The Open Contracting Data Standard provides a way of sharing a flow of data about the early stages of a contracting process. Combine that information with a call to action, and a space for conversation, and there are ways to get citizens shaping tenders and the selection of suppliers.
18. Participatory planning: visualising the impacts of decisions
What data should a local authority ask developers submitting planning applications to provide?
For many developments there might be detailed CAD models available which could be shared and explored in mapping software to support a more informed conversation about proposed building projects. ?
19. Stats that matter
?Local authorities often conduct one-off surveys and data collection excercises. These are a vital opportunity to build up an understanding of the local area. What opportunities are there to work in partnership with local community groups to identify the important questions that they want to ask? How can local government and community groups collaborate to collect actionable stats that matter: pooling needs, and even resources, to get the best sample and the best depth of insight?

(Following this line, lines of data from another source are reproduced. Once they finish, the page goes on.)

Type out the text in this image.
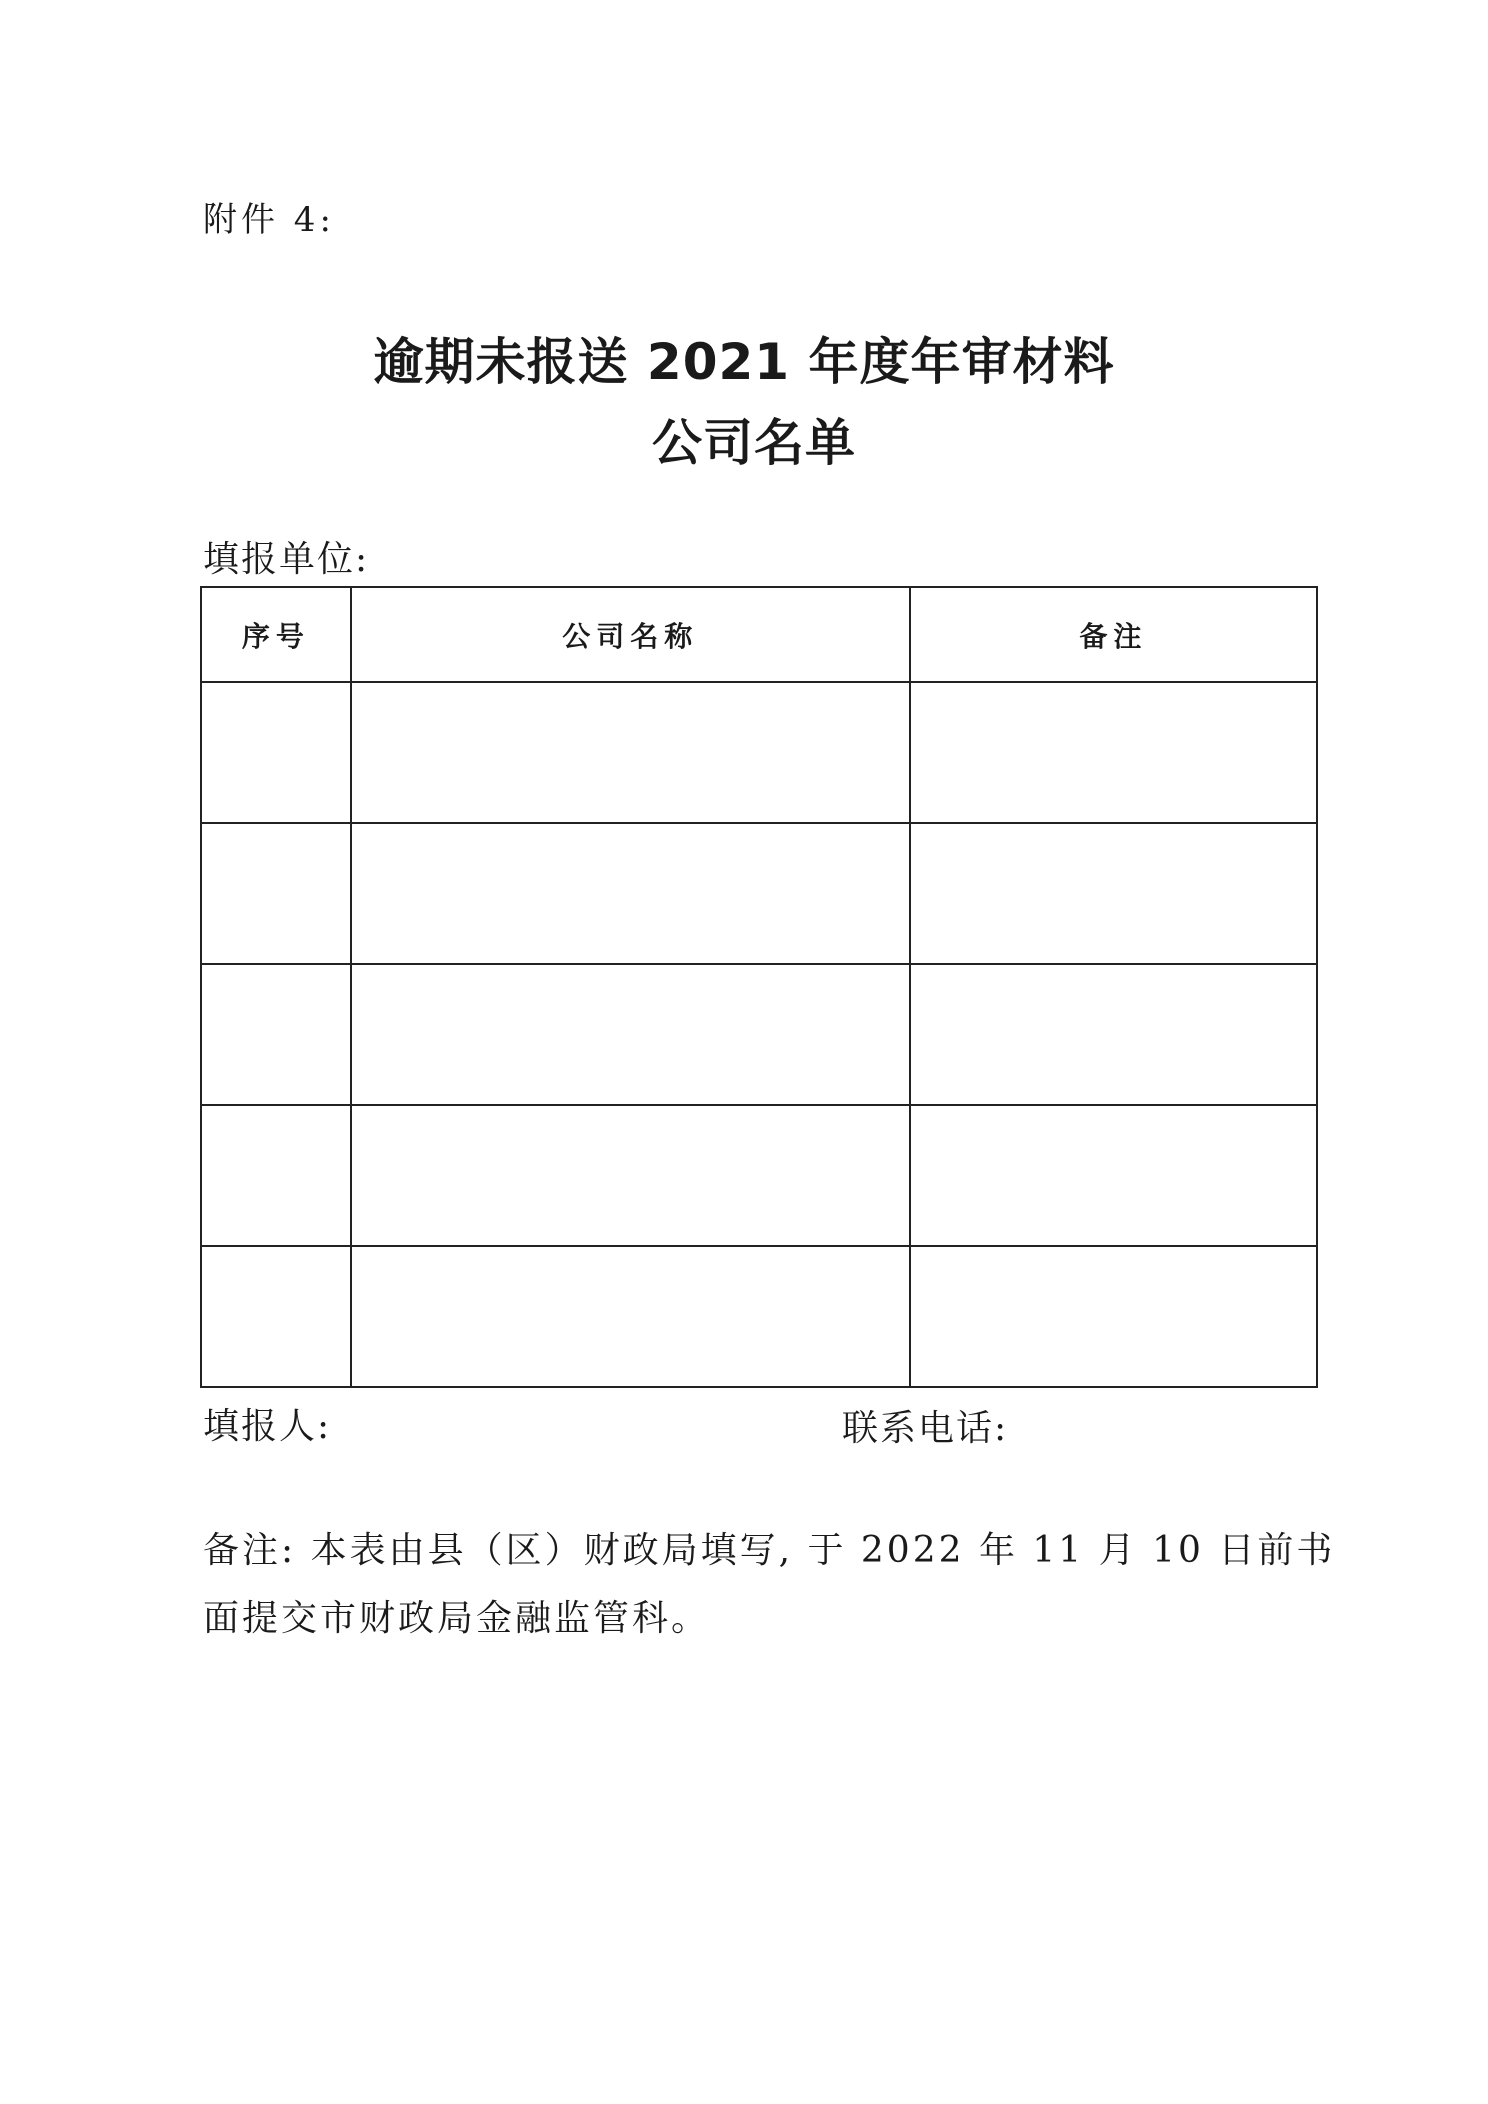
附件 4:
逾期未报送 2021 年度年审材料
公司名单
填报单位:
序号	公司名称	备注

填报人:	联系电话:
备注: 本表由县（区）财政局填写, 于 2022 年 11 月 10 日前书
面提交市财政局金融监管科。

20. Spreadsheet scorecards and dashboards
Dig deep enough in most local organisations and you will find one or more ‘super spreadsheets’ that capture and analyse key statistics and performance indicators. Many more people can easily pick up the skills to create a spreadsheet scorecard than can become overnight app developers.
Google Docs spreadsheets can pick up data live from the web. What dashboards might a local councillor want? Or a local residents association? What information would make them better able to do their job?